Twitoor, un malware Android qui prend ses ordres sur Twitter

Demain, des statuts Facebook, de faux comptes LinkedIn...
Mobilité 2 min
Twitoor, un malware Android qui prend ses ordres sur Twitter
Crédits : VladSt/iStock

Un malware Android sévit depuis environ un mois. Sa particularité, se servir des messages privés de Twitter pour recevoir ses instructions. Nommé Twitoor, il ambitionne de créer un botnet fait de terminaux mobiles.

Découvert par ESET, éditeur de NOD32, Twitoor est décrit comme « relativement innovant ». Il serait a priori le premier malware à se servir d’un réseau social pour fonctionner, et non pas simplement pour s’y diffuser. Twitoor utilise d’ailleurs plutôt des vecteurs classiques pour s’expédier chez les utilisateurs, via SMS ou de simples liens malveillants, en se faisant passer pour un lecteur de contenus pornographiques ou pour une petite application.

Un compte Twitter plutôt qu'un serveur C&C

Sa particularité, une fois qu’il a été téléchargé et activé, est de se cacher dans un recoin d’Android en vérifiant un compte Twitter bien précis. Twitoor est en effet un malware contrôlé à distance, un élément clé dans la volonté du pirate, ou du groupe de pirates, de mettre en place un botnet, un réseau d’appareils « zombies » réalisant des actions pour le seul compte des auteurs.

Le botnet est en général piloté par un serveur C&C (command-and-control) qui sert de relai pour les instructions. Selon ESET, ce serveur est d’ailleurs souvent un maillon faible de la chaine du botnet, car sa saisie par les forces de l’ordre ou tout autre problème peut conduire à la chute du réseau entier. Pour contourner le problème, Twitoor troque donc ce type de serveur pour un compte Twitter bien particulier, qui lui transmet ses commandes par le biais des messages privés (DM). Même si le compte se retrouve bloqué, il est facile pour les auteurs d’en créer un autre.
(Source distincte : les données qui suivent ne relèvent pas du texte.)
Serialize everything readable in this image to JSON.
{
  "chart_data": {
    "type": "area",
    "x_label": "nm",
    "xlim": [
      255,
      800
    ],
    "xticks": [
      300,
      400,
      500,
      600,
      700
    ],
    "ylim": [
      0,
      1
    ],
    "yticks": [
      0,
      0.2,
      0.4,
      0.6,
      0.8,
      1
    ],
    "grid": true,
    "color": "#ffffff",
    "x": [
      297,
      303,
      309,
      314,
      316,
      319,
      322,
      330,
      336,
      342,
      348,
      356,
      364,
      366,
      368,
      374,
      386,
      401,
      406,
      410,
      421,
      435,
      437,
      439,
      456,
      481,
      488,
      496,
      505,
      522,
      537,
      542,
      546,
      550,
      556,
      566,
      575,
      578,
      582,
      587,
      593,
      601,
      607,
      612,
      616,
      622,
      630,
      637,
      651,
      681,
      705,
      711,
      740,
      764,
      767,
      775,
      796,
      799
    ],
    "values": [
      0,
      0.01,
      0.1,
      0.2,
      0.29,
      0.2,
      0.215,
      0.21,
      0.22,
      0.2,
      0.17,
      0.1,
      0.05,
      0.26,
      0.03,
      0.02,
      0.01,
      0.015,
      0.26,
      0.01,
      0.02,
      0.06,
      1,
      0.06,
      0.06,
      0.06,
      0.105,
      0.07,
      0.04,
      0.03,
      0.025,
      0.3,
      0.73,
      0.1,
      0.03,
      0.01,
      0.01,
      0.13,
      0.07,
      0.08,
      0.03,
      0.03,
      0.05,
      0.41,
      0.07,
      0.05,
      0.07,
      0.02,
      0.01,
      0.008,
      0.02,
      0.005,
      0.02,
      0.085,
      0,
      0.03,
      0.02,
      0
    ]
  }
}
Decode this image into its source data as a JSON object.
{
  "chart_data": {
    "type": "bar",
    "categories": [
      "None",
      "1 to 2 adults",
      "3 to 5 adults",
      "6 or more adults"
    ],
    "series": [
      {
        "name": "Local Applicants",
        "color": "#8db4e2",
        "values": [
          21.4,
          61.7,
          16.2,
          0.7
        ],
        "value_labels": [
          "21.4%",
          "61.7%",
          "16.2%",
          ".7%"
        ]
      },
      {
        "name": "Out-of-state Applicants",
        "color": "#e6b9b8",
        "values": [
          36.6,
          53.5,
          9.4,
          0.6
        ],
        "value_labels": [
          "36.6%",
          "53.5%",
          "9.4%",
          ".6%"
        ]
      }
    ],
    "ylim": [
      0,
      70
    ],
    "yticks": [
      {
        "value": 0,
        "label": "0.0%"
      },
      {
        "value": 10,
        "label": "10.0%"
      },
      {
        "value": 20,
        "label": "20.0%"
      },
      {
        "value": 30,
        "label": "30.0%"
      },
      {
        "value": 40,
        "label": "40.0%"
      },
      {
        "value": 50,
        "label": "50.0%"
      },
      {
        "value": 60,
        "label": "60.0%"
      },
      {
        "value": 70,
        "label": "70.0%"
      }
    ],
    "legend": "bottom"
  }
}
Le premier du genre... sur Android

Dans l’absolu, un tel mécanisme n’est pas nouveau. ESET rappelle ainsi que Twitter a déjà été utilisé pour transmettre des instructions, mais sous Windows uniquement, en 2009. De même, des bots Android ont déjà été contrôlés par des moyens détournés comme des plateformes de blog ou Gchat de Google. Twitoor est simplement le premier à se servir de Twitter sur Android. ESET indique que rien n’empêche d’imaginer dans l’avenir des malwares se servir de statuts Facebook ou de faux profils LinkedIn.

Quant aux activités du malware proprement dites, elles se concentrent pour l’instant sur la récupération d’un autre malware, dans la plupart des cas spécialisé dans le vol des informations bancaires. Mais Lukáš Štefanko, qui a découvert Twitoor, indique que rien n’empêche à l’avenir une installation d’une autre catégorie, dont un ransomware. Comme toujours, la meilleure protection restera la vigilance sur ce que l’on installe ou les liens que l’on ouvre. Si bien entendu aucune faille ne vient jouer les trouble-fêtes en permettant des actes malveillants sans même que l’utilisateur puisse s’en apercevoir, comme ce fut le cas pour Stagefright.